EMMA modeli ile gelecek yönlendirme
Waymo, “End-to-End Multimodal Model for Autonomous Driving” (EMMA) adını verdiği yeni bir araştırma modeli geliştirdiğini duyurdu.
EMMA, araç sensör verilerini işleyerek otonom araçlar için gelecek rotaları belirleyebiliyor ve bu sayede sürücüsüz araçların yolculuk rotalarını güvenli şekilde oluşturmasına katkı sağlıyor. Waymo’nun bu çalışması, yapay zeka modellerinin chatbot, e-posta yönetimi veya görüntü oluşturma gibi bilinen alanların ötesinde kullanılabileceğine dair önemli bir işaret olarak kabul ediliyor.
Araştırma, otonom sürüş sistemlerinin tarihsel olarak farklı işlevler için (algılama, haritalama, tahmin ve planlama gibi) ayrı modüller geliştirdiğini belirtiyor. Ancak bu yapı, modüller arasındaki sınırlı iletişim ve ölçeklenme zorlukları nedeniyle yeni ortamlara adapte olma konusunda sıkıntı yaşanmasına neden olabiliyor. Waymo,
Gemini gibi çok modlu modellerin bu eksiklikleri giderme potansiyeli taşıdığını öne sürüyor.
Waymo’nun rekabetteki konumu
Waymo, EMMA modelini robotaksilerini karmaşık ortamlarda yönlendirme aracı olarak tasarladı. Bu modelin başarıyla kullandığı alanlardan biri, araçların yolda karşılaşabilecekleri hayvanlar veya yol çalışmaları gibi engelleri atlatabilme yetisi oldu.
Waymo’nun ana rakiplerinden Tesla da benzer şekilde “uçtan uca nöral ağlar” kullanan yeni bir otonom sürüş modeli geliştirdiğini açıklamıştı. Ancak Tesla’nın aksine, Waymo, robotaksileriyle gerçek yol deneyimlerinde daha güçlü bir pozisyona sahip.
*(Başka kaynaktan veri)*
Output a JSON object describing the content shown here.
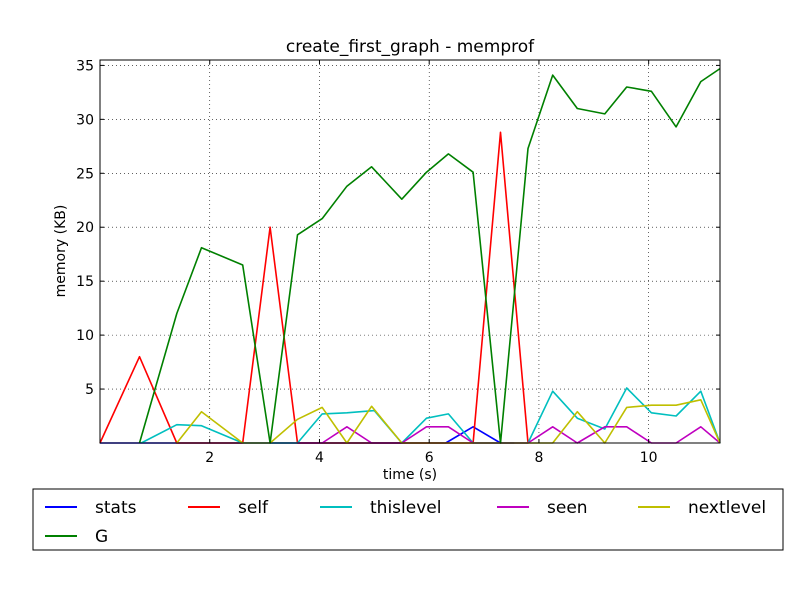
{
  "chart_data": {
    "type": "line",
    "title": "create_first_graph - memprof",
    "xlabel": "time (s)",
    "ylabel": "memory (KB)",
    "xlim": [
      0,
      11.3
    ],
    "ylim": [
      0,
      35.5
    ],
    "xticks": [
      2,
      4,
      6,
      8,
      10
    ],
    "yticks": [
      5,
      10,
      15,
      20,
      25,
      30,
      35
    ],
    "grid": true,
    "legend_position": "below plot",
    "series": [
      {
        "name": "stats",
        "color": "#0000ff",
        "x": [
          0,
          0.25,
          0.75,
          1.25,
          6.3,
          6.8,
          7.3,
          7.55
        ],
        "y": [
          0,
          0,
          0,
          0,
          0,
          1.5,
          0,
          0
        ]
      },
      {
        "name": "self",
        "color": "#ff0000",
        "x": [
          0,
          0.72,
          1.4,
          2.6,
          3.1,
          3.6,
          6.8,
          7.3,
          7.8
        ],
        "y": [
          0,
          8.0,
          0,
          0,
          20.0,
          0,
          0,
          28.8,
          0
        ]
      },
      {
        "name": "thislevel",
        "color": "#00bfbf",
        "x": [
          0.75,
          1.4,
          1.85,
          2.6,
          3.6,
          4.05,
          4.5,
          5.0,
          5.5,
          5.95,
          6.35,
          6.8,
          7.8,
          8.25,
          8.7,
          9.2,
          9.6,
          10.05,
          10.5,
          10.95,
          11.3
        ],
        "y": [
          0,
          1.7,
          1.6,
          0,
          0,
          2.7,
          2.8,
          3.0,
          0,
          2.3,
          2.7,
          0,
          0,
          4.8,
          2.3,
          1.3,
          5.1,
          2.8,
          2.5,
          4.8,
          0
        ]
      },
      {
        "name": "seen",
        "color": "#bf00bf",
        "x": [
          3.6,
          4.05,
          4.5,
          4.95,
          5.5,
          5.95,
          6.35,
          6.8,
          7.8,
          8.25,
          8.7,
          9.2,
          9.6,
          10.05,
          10.5,
          10.95,
          11.3
        ],
        "y": [
          0,
          0,
          1.5,
          0,
          0,
          1.5,
          1.5,
          0,
          0,
          1.5,
          0,
          1.5,
          1.5,
          0,
          0,
          1.5,
          0
        ]
      },
      {
        "name": "nextlevel",
        "color": "#bfbf00",
        "x": [
          1.4,
          1.85,
          2.6,
          3.1,
          3.6,
          4.05,
          4.5,
          4.95,
          5.5,
          7.8,
          8.25,
          8.7,
          9.2,
          9.6,
          10.05,
          10.5,
          10.95,
          11.3
        ],
        "y": [
          0,
          2.9,
          0,
          0,
          2.2,
          3.3,
          0,
          3.4,
          0,
          0,
          0,
          2.9,
          0,
          3.3,
          3.5,
          3.5,
          4.0,
          0
        ]
      },
      {
        "name": "G",
        "color": "#008000",
        "x": [
          0.72,
          1.4,
          1.85,
          2.6,
          3.1,
          3.6,
          4.05,
          4.5,
          4.95,
          5.5,
          5.95,
          6.35,
          6.8,
          7.3,
          7.8,
          8.25,
          8.7,
          9.2,
          9.6,
          10.05,
          10.5,
          10.95,
          11.3
        ],
        "y": [
          0,
          12.0,
          18.1,
          16.5,
          0,
          19.3,
          20.8,
          23.8,
          25.6,
          22.6,
          25.1,
          26.8,
          25.1,
          0,
          27.3,
          34.1,
          31.0,
          30.5,
          33.0,
          32.6,
          29.3,
          33.5,
          34.7
        ]
      }
    ]
  }
}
Waymo, EMMA’nın nesne algılama, rota tahmini ve yol ağı haritasını anlama gibi konularda yüksek performans gösterdiğini belirtti. Şirket, bu tür bir araştırma sayesinde otonom sürüşte daha fazla temel işlevin birleştirilebileceği bir gelecek hedeflediklerini ifade ediyor.
Teknolojinin sınırları ve gelecekteki araştırmalar
Her ne kadar EMMA önemli bir adım olsa da modelin sınırlamaları bulunuyor. Lidar veya radar gibi 3D sensör girdilerini işleyememesi ve yalnızca sınırlı sayıda görüntü karesi üzerinde çalışabilmesi bu kısıtlamalardan bazıları.
Ayrıca, sohbet modelleri bazen hatalı yanıtlar verebiliyor; bu durum, yüksek hızla seyreden otonom araçlar için ciddi riskler oluşturabileceği için bu tür modellerin sürüş sistemlerine entegre edilmesi konusunda ek araştırmalara ihtiyaç duyuluyor.
Waymo’nun araştırma ekibi, sonuçlarının daha ileri araştırmaları teşvik edeceğine ve otonom sürüş modellerinin mimarisinde gelişmeler sağlayacağına inandıklarını belirtti.